Underneath all of the flaws, there still is a decent single player mode to keep you busy. Each stage is made up of a good number of objectives to complete before moving on to the next area. Tasks like racking up a high score, landing specific tricks, and collecting S-K-A-T-E letters are all back, and each stage has enough to keep the player focused for hours at a time while they mark off their checklists. 7 classic fan favorite levels such as School II, Mall, and Venice Beach make up the locations within. That number may seem a bit small, but for a digital release, I found it to be sufficient enough. The skaters are also a motley bunch, made up of the Hawkman himself and some more recent faces, with a few returning characters that past players may remember. No, there isn’t Spider-man, but each member of the roster feels different from the next, which of course adds to the overall replay value of the game.

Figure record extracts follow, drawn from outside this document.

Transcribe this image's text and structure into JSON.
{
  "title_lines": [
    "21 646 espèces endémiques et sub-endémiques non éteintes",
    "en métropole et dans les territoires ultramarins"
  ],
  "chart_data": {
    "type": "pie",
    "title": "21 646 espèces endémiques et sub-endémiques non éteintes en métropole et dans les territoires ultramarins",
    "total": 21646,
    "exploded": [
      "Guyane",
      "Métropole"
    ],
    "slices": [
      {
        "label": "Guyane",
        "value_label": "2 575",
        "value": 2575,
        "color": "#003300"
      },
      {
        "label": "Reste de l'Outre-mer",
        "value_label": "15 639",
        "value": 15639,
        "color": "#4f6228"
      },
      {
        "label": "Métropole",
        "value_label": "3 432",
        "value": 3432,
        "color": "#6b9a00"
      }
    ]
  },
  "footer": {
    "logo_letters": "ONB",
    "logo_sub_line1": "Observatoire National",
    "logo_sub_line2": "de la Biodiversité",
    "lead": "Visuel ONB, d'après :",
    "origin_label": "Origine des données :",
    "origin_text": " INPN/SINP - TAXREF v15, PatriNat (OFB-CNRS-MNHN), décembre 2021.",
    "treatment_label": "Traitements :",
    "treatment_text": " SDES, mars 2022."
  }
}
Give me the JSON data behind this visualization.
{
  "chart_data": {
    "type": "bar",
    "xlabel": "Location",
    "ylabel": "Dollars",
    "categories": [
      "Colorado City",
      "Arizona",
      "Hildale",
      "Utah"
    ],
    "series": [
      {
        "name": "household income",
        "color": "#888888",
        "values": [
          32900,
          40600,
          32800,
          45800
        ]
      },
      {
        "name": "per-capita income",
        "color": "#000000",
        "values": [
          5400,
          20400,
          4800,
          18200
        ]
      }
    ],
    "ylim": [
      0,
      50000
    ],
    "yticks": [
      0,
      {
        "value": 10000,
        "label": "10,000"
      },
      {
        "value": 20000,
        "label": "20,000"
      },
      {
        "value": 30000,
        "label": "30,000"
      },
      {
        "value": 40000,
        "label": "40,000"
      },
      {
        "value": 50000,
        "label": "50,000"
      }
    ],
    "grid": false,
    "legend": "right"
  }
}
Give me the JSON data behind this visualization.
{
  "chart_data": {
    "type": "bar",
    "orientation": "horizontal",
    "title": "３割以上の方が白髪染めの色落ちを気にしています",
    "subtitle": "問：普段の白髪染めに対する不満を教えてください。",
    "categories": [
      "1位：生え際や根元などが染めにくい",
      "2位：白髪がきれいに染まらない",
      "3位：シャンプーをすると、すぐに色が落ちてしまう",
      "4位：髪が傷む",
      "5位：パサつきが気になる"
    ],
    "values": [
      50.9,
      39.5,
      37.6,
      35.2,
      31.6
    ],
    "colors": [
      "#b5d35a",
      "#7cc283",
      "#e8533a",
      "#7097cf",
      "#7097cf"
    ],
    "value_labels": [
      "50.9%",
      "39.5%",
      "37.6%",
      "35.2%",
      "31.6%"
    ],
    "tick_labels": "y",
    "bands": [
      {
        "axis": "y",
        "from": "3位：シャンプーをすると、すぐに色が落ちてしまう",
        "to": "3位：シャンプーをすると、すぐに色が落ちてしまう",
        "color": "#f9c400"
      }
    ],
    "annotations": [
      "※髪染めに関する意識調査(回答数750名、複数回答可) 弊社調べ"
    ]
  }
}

Instead of split-screen, an online mode has been included for Hawk-heads to get their multiplayer fix, with series’ staples such as Grafitti and Trick Attack. The humorous but slightly forgettable Big Head Survival mode has also been added, but the lack of HORSE certainly leaves a lot to be desired. If multiplayer isn’t your thing and you have finished up with your objectives, there still is a Free Skate option and online leaderboards to dominate. Some fans like myself however are sure to be disappointed with the lack of customization when it comes to the parks and boarders, as aside from avatar support, there isn’t much of your own personality to add to the game.

Visuals and Audio
When you hear the term HD, you usually think about character models and environments getting a full facelift. That is half right for Tony Hawk HD, as there are a few locations that look great and still manage to capture the essence of the original stage. Dimly lit stages like the Warehouse however are extremely stale, and feel as if the life has been sucked out of them, leaving a brown and grey shell in their place. The same effect goes for the skaters themselves, as the lighting used just seems to rob the game of color around every turn. My own avatar doesn’t even have much color in his outfit, but this game managed to take his little soul as well during all of the indoor areas. I understand that shading is important for updating an aged game like this, but I would rather go back to the old blocky visuals than see a good amount of Pro Skater’s charming aesthetic taken away. Animations are also a bit hit or miss, with some occasional clipping issues and jerky movements while crashing.

The soundtrack is definitely a high point of the experience, as all of the great music from the first two games is back and sounds better than ever. Songs like Superman and Bring The noise are sure to be a nostalgia rush to most of us out there, while new tracks have also been introduced that still fit in flawlessly. The sound effects however are a bit unbalanced with this awesome soundtrack, as glass shattering and helicopters taking off sound too overbearing and can easily throw a player off while in the middle of a trick.

Overall
Tony Hawk’s Pro Skater HD is a game I wanted to love, so much in fact that I played the original blue Nintendo 64 cartridge while preparing for this very review. I still had a blast with the older game – even with it’s own shortcomings as the experience was full-on “arcadey” and just simple fun, which is why the series was so successful to start with. Tony Hawk HD should have been an easy remake considering the classic can still hold up, but it’s bugs, lifeless visuals, and exclusion of customization keep it far away from reaching it’s true potential. The Pro Skater series was a legendary staple in this industry, and much like the more recent and heavily flawed predecessors, Tony Hawk’s HD offering feels like more of a quick cash-in on this series’ name than the true tribute that it could have been.